Tell your friends and family you’re going to Colombia and you’ll probably get two reactions. The first will usually be a look of shock – “Isn’t it really dangerous?” The second might be a knowing wink and a finger tapping of the nose. Drug cartels, mules, paramilitaries and death squads are all synonymous with this country, but things have changed recently, especially after the signing of last month’s peace treaty with the rebel group FARC. Colombia has been back on the tourist trail for a few years now and it’s time to see beyond the cliches. 

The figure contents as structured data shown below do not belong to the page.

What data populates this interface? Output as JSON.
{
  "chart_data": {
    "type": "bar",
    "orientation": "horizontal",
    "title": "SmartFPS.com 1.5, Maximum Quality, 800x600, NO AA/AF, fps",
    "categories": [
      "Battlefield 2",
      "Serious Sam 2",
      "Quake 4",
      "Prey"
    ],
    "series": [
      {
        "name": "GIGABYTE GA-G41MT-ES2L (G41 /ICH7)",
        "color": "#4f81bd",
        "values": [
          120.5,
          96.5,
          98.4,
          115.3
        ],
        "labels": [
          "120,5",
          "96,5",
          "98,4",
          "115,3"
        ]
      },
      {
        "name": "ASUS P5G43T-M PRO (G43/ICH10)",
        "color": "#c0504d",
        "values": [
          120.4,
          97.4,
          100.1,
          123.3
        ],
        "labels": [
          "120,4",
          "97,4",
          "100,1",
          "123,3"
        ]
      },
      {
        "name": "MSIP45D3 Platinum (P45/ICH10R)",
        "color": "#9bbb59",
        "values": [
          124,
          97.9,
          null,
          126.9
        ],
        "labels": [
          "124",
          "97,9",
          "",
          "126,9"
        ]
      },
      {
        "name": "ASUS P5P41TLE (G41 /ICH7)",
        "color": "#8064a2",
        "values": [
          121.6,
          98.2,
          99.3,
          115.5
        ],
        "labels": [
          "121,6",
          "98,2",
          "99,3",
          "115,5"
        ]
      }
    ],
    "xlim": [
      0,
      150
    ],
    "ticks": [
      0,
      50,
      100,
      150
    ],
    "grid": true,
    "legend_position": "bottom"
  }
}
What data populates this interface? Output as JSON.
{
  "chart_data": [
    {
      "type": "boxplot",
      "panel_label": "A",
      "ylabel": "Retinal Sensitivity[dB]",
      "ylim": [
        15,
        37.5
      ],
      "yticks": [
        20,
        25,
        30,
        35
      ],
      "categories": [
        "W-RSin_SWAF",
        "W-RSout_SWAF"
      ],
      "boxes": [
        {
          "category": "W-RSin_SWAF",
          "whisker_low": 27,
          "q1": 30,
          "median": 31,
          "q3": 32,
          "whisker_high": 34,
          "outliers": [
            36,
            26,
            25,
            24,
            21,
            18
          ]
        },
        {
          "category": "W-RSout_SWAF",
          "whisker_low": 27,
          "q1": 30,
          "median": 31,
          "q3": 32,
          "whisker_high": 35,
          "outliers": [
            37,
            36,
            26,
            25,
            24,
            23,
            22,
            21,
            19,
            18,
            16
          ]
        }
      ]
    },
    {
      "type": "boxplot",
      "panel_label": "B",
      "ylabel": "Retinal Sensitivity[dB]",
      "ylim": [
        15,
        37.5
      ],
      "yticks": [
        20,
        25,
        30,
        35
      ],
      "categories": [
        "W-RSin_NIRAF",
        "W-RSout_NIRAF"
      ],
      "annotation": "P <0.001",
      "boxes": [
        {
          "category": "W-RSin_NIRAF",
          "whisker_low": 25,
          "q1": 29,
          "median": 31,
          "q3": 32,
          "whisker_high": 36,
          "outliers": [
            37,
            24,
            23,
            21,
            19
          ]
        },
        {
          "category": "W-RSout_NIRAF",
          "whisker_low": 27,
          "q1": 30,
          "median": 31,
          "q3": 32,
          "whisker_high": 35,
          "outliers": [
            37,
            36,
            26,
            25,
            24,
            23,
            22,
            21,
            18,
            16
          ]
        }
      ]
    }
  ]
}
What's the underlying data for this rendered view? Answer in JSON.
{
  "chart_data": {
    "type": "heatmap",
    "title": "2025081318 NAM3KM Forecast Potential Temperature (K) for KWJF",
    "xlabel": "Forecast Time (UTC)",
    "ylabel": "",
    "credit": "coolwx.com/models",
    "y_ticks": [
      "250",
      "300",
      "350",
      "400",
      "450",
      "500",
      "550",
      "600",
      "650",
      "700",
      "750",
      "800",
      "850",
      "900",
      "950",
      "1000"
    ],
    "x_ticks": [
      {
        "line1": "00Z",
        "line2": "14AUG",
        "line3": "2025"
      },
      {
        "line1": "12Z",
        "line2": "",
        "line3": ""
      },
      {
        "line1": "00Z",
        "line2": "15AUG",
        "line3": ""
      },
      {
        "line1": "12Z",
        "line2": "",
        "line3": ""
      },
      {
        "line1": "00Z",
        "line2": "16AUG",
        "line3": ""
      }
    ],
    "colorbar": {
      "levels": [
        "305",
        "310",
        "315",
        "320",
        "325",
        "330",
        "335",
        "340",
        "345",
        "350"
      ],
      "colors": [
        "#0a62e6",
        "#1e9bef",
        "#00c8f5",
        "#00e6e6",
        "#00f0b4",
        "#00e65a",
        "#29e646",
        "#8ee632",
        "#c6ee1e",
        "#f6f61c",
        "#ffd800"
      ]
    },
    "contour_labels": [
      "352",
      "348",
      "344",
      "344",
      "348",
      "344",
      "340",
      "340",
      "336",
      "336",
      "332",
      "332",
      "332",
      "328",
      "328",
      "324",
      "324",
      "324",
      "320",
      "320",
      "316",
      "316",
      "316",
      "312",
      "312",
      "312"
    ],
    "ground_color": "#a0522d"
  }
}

Death mask at the Gold Museum

When I first came to Colombia in 1999 there was a real sense of danger. It was impossible to travel by bus for fear of being kidnapped. Within a few paces of my hotel in Bogotá I passed a man wielding an enormous knife. Passers by froze in their tracks. Arriving by cab at my hotel in Cartagena on the Caribbean coast, a dealer stuck his head through the window while I was paying the driver and offered me drugs. I hadn’t even set foot on the street! And just before I arrived in Cali, an entire church congregation had been taken hostage.

The Gold Museum

In the five days I’ve spent here in Bogotá I’ve felt completely safe, although the usual safety precautions apply like in any big city. La Candelaria is the downtown area with historic buildings and colonial churches. This is also where the new backpacker scene is located with several hostels and bars.

Graffiti tour in downtown Bogotá

The two museum highlights are the Museu del Oro (Gold Museum) and the Museu Botero which has paintings and sculptures by the Colombian artist Fernando Montero who likes to paint big, huge people. It’s also huge fun. But the best thing I did was a street art tour, which takes you through the neighbourhood and also gives you history not only of local graffiti artistes but also the city and country itself. It’s illuminating and intriguing. 

Shop with graffiti in La Candelaria

I’ve enjoyed the rest of my time simply wandering the streets, discovering simple food in local eateries, dancing to raggaeton music (still not sure about that, maybe it’ll grow on me) and practising my Spanish. 
Street art in La Candelaria

What impressed me most on my first visit 17 years ago was the extraordinary friendliness of the people and the huge diversity of the country. It has everything from beaches, to mountains, to the Amazon. I saw almost no other foreign tourists on that trip. Now I’m at the beginning of a six month journey through South America and I’m keen to see the changes that have occurred and be able to explore areas that were once off limits.